Probabilistic Truth And Judicial Certainty Mandating Precision – BNSS Forensic Reforms And The Rise Of Ai-Integrated Investigations Ai-Assisted Forensics Under Section 176(3) BNSS And The Future Of Criminal Investigations In India
Arya SinghJul 8, 202610.5281/zenodo.2125805626 pages
India's enactment of the Bharatiya Nagarik Suraksha Sanhita (BNSS), 2023 and the Bharatiya Sakshya Adhiniyam (BSA), 2023 marks a paradigm shift in the architecture of criminal justice - from a confession driven paradigm inherited from colonial law to a forensic integrated model judicially mandated by statute. Section 176(3) BNSS introduces the first binding obligation on investigative agencies to conduct forensic examination for offences punishable by seven years or more, while the BSA elevates electronic records to the status of primary evidence. At the same moment, artificial intelligence (AI) technologies such as spanning DNA probabilistic genotyping, AI-assisted ballistic comparison, facial recognition, and predictive behavioural analytics - from convolutional neural networks for fingerprint analysis to large language models for crime scene triage - are proliferating across forensic workflows worldwide.

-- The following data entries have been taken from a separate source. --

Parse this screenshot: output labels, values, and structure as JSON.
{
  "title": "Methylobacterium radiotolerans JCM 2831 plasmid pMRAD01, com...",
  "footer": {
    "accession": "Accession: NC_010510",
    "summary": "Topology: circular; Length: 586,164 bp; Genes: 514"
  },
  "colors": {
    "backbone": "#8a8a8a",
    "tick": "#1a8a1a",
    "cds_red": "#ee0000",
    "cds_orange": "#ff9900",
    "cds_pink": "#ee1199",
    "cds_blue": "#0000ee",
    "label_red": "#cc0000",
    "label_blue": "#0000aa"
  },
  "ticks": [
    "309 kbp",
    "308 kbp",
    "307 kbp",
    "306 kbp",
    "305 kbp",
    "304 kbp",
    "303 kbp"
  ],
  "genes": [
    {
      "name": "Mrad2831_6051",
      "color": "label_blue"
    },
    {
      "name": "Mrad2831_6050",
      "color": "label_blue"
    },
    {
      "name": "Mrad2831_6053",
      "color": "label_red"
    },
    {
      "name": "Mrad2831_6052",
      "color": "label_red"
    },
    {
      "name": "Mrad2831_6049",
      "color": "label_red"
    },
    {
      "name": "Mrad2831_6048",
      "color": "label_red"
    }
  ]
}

This paper argues that Section 176(3) BNSS unintentionally establishes the statutory foundation for AI-assisted forensic investigations, yet India's evidentiary framework remains insufficiently equipped to regulate algorithmic evidence. it undertakes a comprehensive techno-jurisprudential analysis of the intersection between BNSS/BSA mandates and AI-integrated forensic investigations, questions the 'black box' opacity problem, algorithmic bias, and Article 21 for fair trial implications, surveys the US Daubert standard and EU AI Act as regulatory models, and proposes a legislative and institutional blueprint - including a codified 'Right to Explanation', mandatory algorithmic audits, and standardised forensic SOPs - to ensure that India's precision-forensics revolution upholds, rather than undermines, the constitutional promise of justice.